The thing is, all this rumination has never really helped me. I am wrong more often than I am right when I jump to conclusions, and even when I am right, it is usually not worth the emotional and mental energy that I spent cycling through the same thoughts over and over again.
So I am making a commitment to stop obsessing about the past and the future, and just try to be present right now.
That is where The Power of Now by Eckhart Tolle comes in. Tolle talks about how destructive rumination can be, and how to silence the soundtrack of worries, doubts, and judgements in your head. This is kind of a new age spirituality book, but please don’t let that deter you from giving it a shot, what he says is really helpful.
I bought the audio book and I love it, but the PDF is available for free download as well. After listening to the book last week, I started taking a few minutes several times a day to just focus on the present moment, and being honest with myself about when I was over analyzing something (or being a pain in the ass).
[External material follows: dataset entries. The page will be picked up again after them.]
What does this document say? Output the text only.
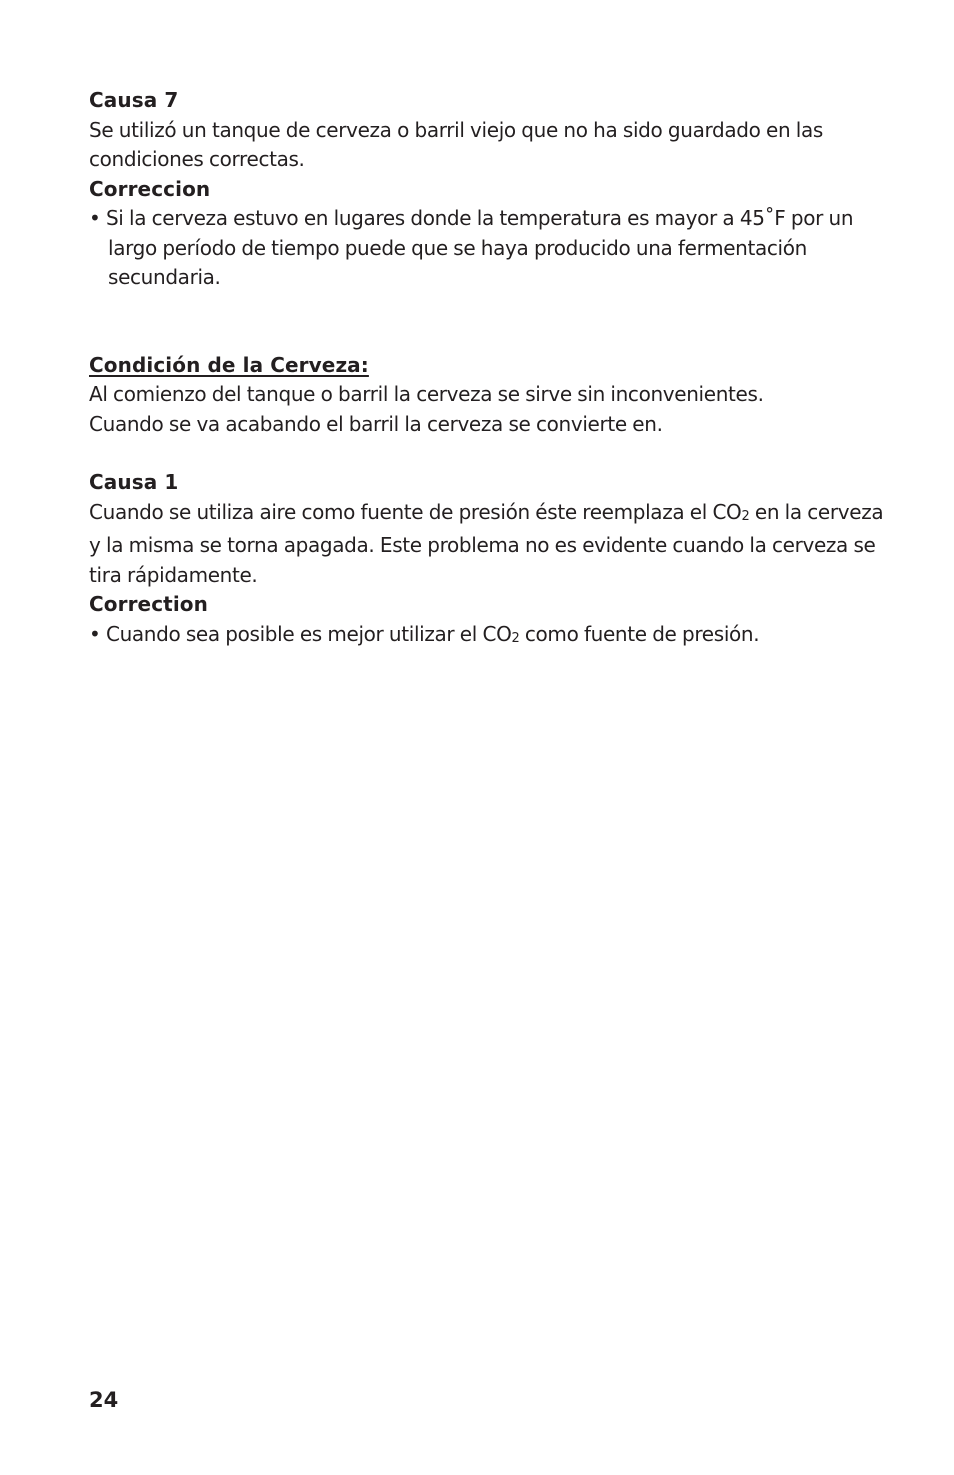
Causa 7
Se utilizó un tanque de cerveza o barril viejo que no ha sido guardado en las
condiciones correctas.
Correccion
• Si la cerveza estuvo en lugares donde la temperatura es mayor a 45˚F por un
largo período de tiempo puede que se haya producido una fermentación
secundaria.
Condición de la Cerveza:
Al comienzo del tanque o barril la cerveza se sirve sin inconvenientes.
Cuando se va acabando el barril la cerveza se convierte en.
Causa 1
Cuando se utiliza aire como fuente de presión éste reemplaza el CO2 en la cerveza
y la misma se torna apagada. Este problema no es evidente cuando la cerveza se
tira rápidamente.
Correction
• Cuando sea posible es mejor utilizar el CO2 como fuente de presión.
24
So, back to this bitchy email. After taking a few seconds to come back to reality (also known as the Now), I realized that this one insignificant email was close to derailing my entire day. Getting into a digital slap fight was not going to make this person any nicer or more considerate, but it would make me angry and tense, and the negative energy would probably stay with me for days. So I sent a quick reply, no witty retorts, or bitchy undertones, and then I got on with the rest of my day.
And it was as simple as that. No need to analyze why this person was being rude to me. No need to run through all the possible scenarios where I might have offended this person. No long mental monologues about how I will not let someone “talk” to me in that tone of voice, and how I will show them who they are messing with. No continuation of the negativity.
And on my way home from work I stopped for a banana slurpee, and all was good with the world.